The only system resources that are held at this point is RAM. Yes, it could get so bad that you eat up a lot of RAM - this is release 0.1 after all. There are a few areas where I have tickets open to make sure that goshawkdb can spill this sort of state to disk as necessary, though it may not be too horrible just relying on swap to start with.
> Some systems handle this as a failure that is communicated to the client rapidly. Other systems let N clients actually wait indefinitely but at the cost of taking up a thread / file descriptor, etc. in systems that have finite amounts of threads for example this would then be communicated in his paradigm as a such of upper bounds as to how many requests one could have waiting.

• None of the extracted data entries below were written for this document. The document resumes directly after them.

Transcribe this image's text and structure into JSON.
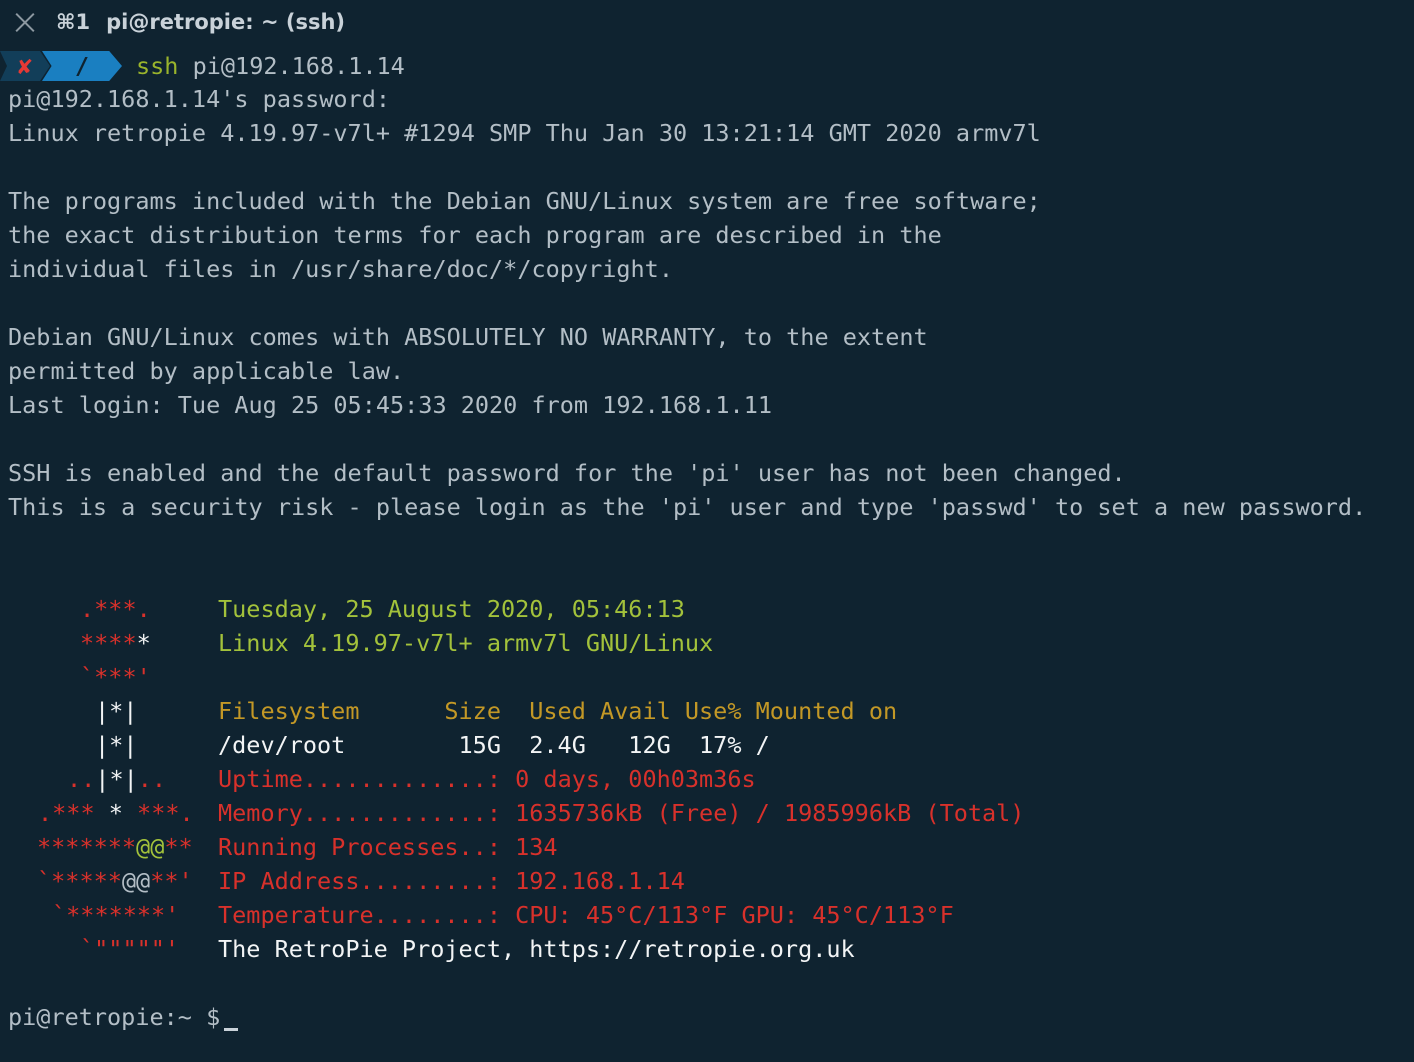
{
  "window": {
    "shortcut": "⌘1",
    "title": "pi@retropie: ~ (ssh)"
  },
  "prompt": {
    "status_symbol": "✘",
    "directory": "/",
    "command": "ssh",
    "args": " pi@192.168.1.14"
  },
  "output": {
    "password_prompt": "pi@192.168.1.14's password:",
    "kernel_line": "Linux retropie 4.19.97-v7l+ #1294 SMP Thu Jan 30 13:21:14 GMT 2020 armv7l",
    "license_1": "The programs included with the Debian GNU/Linux system are free software;",
    "license_2": "the exact distribution terms for each program are described in the",
    "license_3": "individual files in /usr/share/doc/*/copyright.",
    "warranty_1": "Debian GNU/Linux comes with ABSOLUTELY NO WARRANTY, to the extent",
    "warranty_2": "permitted by applicable law.",
    "last_login": "Last login: Tue Aug 25 05:45:33 2020 from 192.168.1.11",
    "ssh_warning_1": "SSH is enabled and the default password for the 'pi' user has not been changed.",
    "ssh_warning_2": "This is a security risk - please login as the 'pi' user and type 'passwd' to set a new password."
  },
  "motd": {
    "date": "Tuesday, 25 August 2020, 05:46:13",
    "system": "Linux 4.19.97-v7l+ armv7l GNU/Linux",
    "df_header": "Filesystem      Size  Used Avail Use% Mounted on",
    "df_row": "/dev/root        15G  2.4G   12G  17% /",
    "uptime_label": "Uptime.............: ",
    "uptime_value": "0 days, 00h03m36s",
    "memory_label": "Memory.............: ",
    "memory_value": "1635736kB (Free) / 1985996kB (Total)",
    "processes_label": "Running Processes..: ",
    "processes_value": "134",
    "ip_label": "IP Address.........: ",
    "ip_value": "192.168.1.14",
    "temp_label": "Temperature........: ",
    "temp_value": "CPU: 45°C/113°F GPU: 45°C/113°F",
    "project": "The RetroPie Project, https://retropie.org.uk"
  },
  "art": {
    "r1": ".***.",
    "r2a": "****",
    "r2b": "*",
    "r3": "`***'",
    "r4": "|*|",
    "r5": "|*|",
    "r6a": "..",
    "r6b": "|*|",
    "r6c": "..",
    "r7a": ".***",
    "r7b": " * ",
    "r7c": "***.",
    "r8a": "*******",
    "r8b": "@@",
    "r8c": "**",
    "r9a": "`*****",
    "r9b": "@@",
    "r9c": "**'",
    "r10": "`*******'",
    "r11": "`\"\"\"\"\"'"
  },
  "final_prompt": {
    "text": "pi@retropie:~ $"
  },
  "colors": {
    "background": "#0f2330",
    "text": "#b3bec6",
    "motd_green": "#a3c23b",
    "motd_gold": "#c39826",
    "motd_red": "#d8312b",
    "prompt_cmd": "#9ab42c"
  }
}
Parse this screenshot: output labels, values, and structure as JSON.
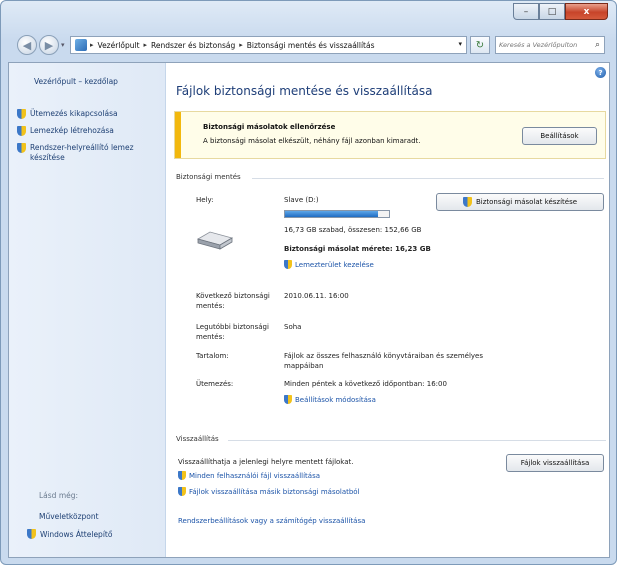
{
  "window": {
    "buttons": {
      "minimize": "–",
      "maximize": "□",
      "close": "x"
    }
  },
  "nav": {
    "breadcrumbs": [
      "Vezérlőpult",
      "Rendszer és biztonság",
      "Biztonsági mentés és visszaállítás"
    ],
    "search_placeholder": "Keresés a Vezérlőpulton",
    "icons": {
      "back": "arrow-left-icon",
      "forward": "arrow-right-icon",
      "refresh": "refresh-icon",
      "search": "search-icon"
    }
  },
  "sidebar": {
    "home": "Vezérlőpult – kezdőlap",
    "tasks": [
      "Ütemezés kikapcsolása",
      "Lemezkép létrehozása",
      "Rendszer-helyreállító lemez készítése"
    ],
    "see_also_label": "Lásd még:",
    "see_also": [
      "Műveletközpont",
      "Windows Áttelepítő"
    ]
  },
  "main": {
    "title": "Fájlok biztonsági mentése és visszaállítása",
    "notice": {
      "title": "Biztonsági másolatok ellenőrzése",
      "text": "A biztonsági másolat elkészült, néhány fájl azonban kimaradt.",
      "button": "Beállítások",
      "accent_color": "#f2b80e"
    },
    "backup": {
      "header": "Biztonsági mentés",
      "location_label": "Hely:",
      "drive_name": "Slave (D:)",
      "drive_fill_fraction": 0.89,
      "free_space": "16,73 GB szabad, összesen: 152,66 GB",
      "backup_size": "Biztonsági másolat mérete: 16,23 GB",
      "manage_space_link": "Lemezterület kezelése",
      "backup_now_button": "Biztonsági másolat készítése",
      "next_backup_label": "Következő biztonsági mentés:",
      "next_backup_value": "2010.06.11. 16:00",
      "last_backup_label": "Legutóbbi biztonsági mentés:",
      "last_backup_value": "Soha",
      "contents_label": "Tartalom:",
      "contents_value": "Fájlok az összes felhasználó könyvtáraiban és személyes mappáiban",
      "schedule_label": "Ütemezés:",
      "schedule_value": "Minden péntek a következő időpontban: 16:00",
      "change_settings_link": "Beállítások módosítása"
    },
    "restore": {
      "header": "Visszaállítás",
      "text": "Visszaállíthatja a jelenlegi helyre mentett fájlokat.",
      "restore_button": "Fájlok visszaállítása",
      "link_all_users": "Minden felhasználói fájl visszaállítása",
      "link_other_backup": "Fájlok visszaállítása másik biztonsági másolatból",
      "link_system": "Rendszerbeállítások vagy a számítógép visszaállítása"
    }
  }
}
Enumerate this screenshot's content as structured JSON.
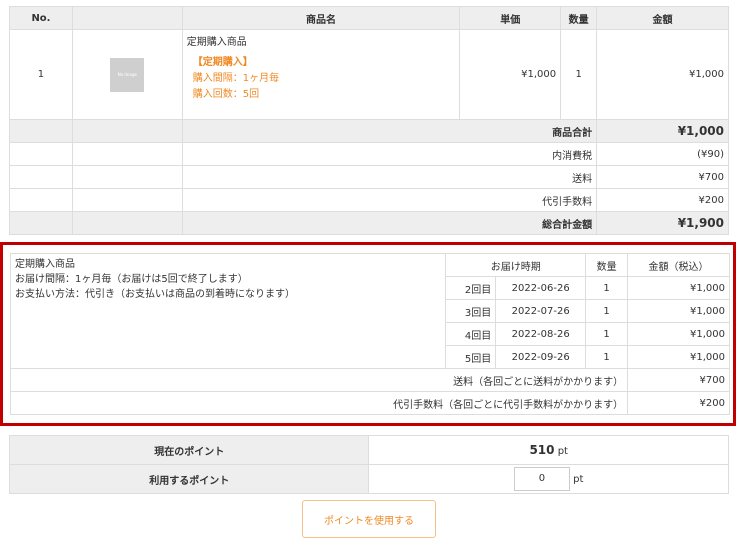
{
  "order": {
    "headers": {
      "no": "No.",
      "image": "",
      "name": "商品名",
      "price": "単価",
      "qty": "数量",
      "amount": "金額"
    },
    "item": {
      "no": "1",
      "image_alt": "No Image",
      "name": "定期購入商品",
      "tag": "【定期購入】",
      "interval": "購入間隔：1ヶ月毎",
      "count": "購入回数：5回",
      "price": "¥1,000",
      "qty": "1",
      "amount": "¥1,000"
    },
    "summary": [
      {
        "label": "商品合計",
        "value": "¥1,000"
      },
      {
        "label": "内消費税",
        "value": "(¥90)"
      },
      {
        "label": "送料",
        "value": "¥700"
      },
      {
        "label": "代引手数料",
        "value": "¥200"
      },
      {
        "label": "総合計金額",
        "value": "¥1,900"
      }
    ]
  },
  "subscription": {
    "product": "定期購入商品",
    "delivery": "お届け間隔：1ヶ月毎（お届けは5回で終了します）",
    "payment": "お支払い方法：代引き（お支払いは商品の到着時になります）",
    "headers": {
      "timing": "お届け時期",
      "qty": "数量",
      "amount": "金額（税込）"
    },
    "rows": [
      {
        "round": "2回目",
        "date": "2022-06-26",
        "qty": "1",
        "amount": "¥1,000"
      },
      {
        "round": "3回目",
        "date": "2022-07-26",
        "qty": "1",
        "amount": "¥1,000"
      },
      {
        "round": "4回目",
        "date": "2022-08-26",
        "qty": "1",
        "amount": "¥1,000"
      },
      {
        "round": "5回目",
        "date": "2022-09-26",
        "qty": "1",
        "amount": "¥1,000"
      }
    ],
    "shipping_label": "送料（各回ごとに送料がかかります）",
    "shipping_value": "¥700",
    "cod_label": "代引手数料（各回ごとに代引手数料がかかります）",
    "cod_value": "¥200"
  },
  "points": {
    "current_label": "現在のポイント",
    "current_value": "510",
    "unit": "pt",
    "use_label": "利用するポイント",
    "use_value": "0",
    "button": "ポイントを使用する"
  }
}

The problem is that in this particular case, the txn could have committed, it's just the server who initially received the txn from the client and then forwarded it to the necessary server nodes can't learn that it's committed due to failures. Now certainly I could make the client informed that the outcome is delayed, but the client may not be able to do anything with that information: it can't know for sure if the txn has been committed or aborted.
The entire codebase is written using actors and finite state machines. Because Go supports green threads and go-routines can be pre-emptively suspended, there is no problem with eating OS threads. In general, the design is such that the only thing that should block is the client and on the server the actor/state-machine that is talking to that client.